About that timeline: as it stands, we’re looking at a completion date 25 years in the future. That’s optimistic as far as government projections go, because government moves as slowly as possible to drain as much money as possible. Who is to say that a much better technology won’t come along that outperforms high-speed rail?

So desalination is considered time-sensitive, even though more droughts are sure to come, but high-speed rail’s merits are impervious to potential technological developments. Quite a disconnect, isn’t it? When opponents of government planning decry the whole enterprise of modern trains (light rail, high-speed rail, etc.) as an utter waste of taxpayer dollars and a diversion from solving traffic congestion, they are ridiculed as the adversaries of progress.

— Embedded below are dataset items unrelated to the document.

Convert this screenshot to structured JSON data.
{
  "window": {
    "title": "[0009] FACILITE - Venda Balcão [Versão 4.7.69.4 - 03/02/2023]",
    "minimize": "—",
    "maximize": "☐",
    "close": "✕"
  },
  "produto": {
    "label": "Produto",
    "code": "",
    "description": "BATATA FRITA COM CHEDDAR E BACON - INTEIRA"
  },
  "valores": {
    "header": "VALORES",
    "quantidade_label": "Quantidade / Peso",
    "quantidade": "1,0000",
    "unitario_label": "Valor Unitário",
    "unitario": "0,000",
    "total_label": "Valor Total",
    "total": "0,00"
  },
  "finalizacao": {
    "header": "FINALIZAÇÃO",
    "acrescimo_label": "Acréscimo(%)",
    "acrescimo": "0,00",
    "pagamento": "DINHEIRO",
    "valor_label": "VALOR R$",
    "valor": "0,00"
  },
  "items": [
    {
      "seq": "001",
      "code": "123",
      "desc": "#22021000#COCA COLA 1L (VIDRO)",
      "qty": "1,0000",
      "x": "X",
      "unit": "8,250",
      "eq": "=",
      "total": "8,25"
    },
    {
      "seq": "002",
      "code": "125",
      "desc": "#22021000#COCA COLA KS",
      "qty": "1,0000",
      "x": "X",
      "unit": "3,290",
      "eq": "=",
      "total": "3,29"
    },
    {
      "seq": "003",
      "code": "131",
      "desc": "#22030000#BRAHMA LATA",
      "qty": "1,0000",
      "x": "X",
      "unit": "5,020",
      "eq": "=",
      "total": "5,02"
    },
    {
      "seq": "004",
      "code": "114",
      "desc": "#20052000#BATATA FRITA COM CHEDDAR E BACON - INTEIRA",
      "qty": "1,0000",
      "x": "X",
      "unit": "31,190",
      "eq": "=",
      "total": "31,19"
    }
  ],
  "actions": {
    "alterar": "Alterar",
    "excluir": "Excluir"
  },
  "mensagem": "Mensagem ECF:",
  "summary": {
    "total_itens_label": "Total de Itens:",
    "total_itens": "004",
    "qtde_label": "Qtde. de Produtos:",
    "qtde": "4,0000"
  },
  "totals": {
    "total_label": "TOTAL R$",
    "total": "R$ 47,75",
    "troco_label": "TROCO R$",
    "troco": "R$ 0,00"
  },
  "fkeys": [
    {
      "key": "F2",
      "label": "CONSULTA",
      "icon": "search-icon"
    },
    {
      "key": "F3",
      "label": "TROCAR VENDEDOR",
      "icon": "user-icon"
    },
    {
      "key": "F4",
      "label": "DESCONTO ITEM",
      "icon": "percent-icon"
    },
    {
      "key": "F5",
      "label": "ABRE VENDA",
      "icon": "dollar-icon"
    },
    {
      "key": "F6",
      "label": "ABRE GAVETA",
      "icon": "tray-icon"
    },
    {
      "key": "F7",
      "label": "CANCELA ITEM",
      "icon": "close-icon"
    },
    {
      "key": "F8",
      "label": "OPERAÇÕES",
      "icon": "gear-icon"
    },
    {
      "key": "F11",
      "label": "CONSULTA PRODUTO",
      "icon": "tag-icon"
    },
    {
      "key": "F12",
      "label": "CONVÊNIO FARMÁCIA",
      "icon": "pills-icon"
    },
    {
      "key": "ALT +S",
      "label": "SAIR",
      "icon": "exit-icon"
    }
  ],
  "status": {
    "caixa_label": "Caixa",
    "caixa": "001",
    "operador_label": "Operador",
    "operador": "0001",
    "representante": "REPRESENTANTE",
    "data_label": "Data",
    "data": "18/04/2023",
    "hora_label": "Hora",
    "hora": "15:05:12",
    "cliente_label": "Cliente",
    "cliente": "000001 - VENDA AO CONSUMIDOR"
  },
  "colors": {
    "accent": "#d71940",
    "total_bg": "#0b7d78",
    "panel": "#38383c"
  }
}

Yet many of the same liberal critics believe in the train with a sort of religious zeal; they rejoice in the prospect of high-speed rail “connecting the north and south”—a train that, even if it took the entire air travel market between Los Angeles and San Francisco, would cap at 8 million riders a year, or roughly 22,000 passengers per day, and, according to O’Toole, it would cost nearly double flying.

HighSpeedRail2

Outside of subway cities like New York and San Francisco, mass transit constitutes a very tiny portion of total trips people take every day. Yet we are to believe this is the holy grail of high-speed trains, and it demands a contribution from every thirsty Californian, and the rest of us, too. But a billion dollars per desalination plant for a reliable source of water? Heavens, no.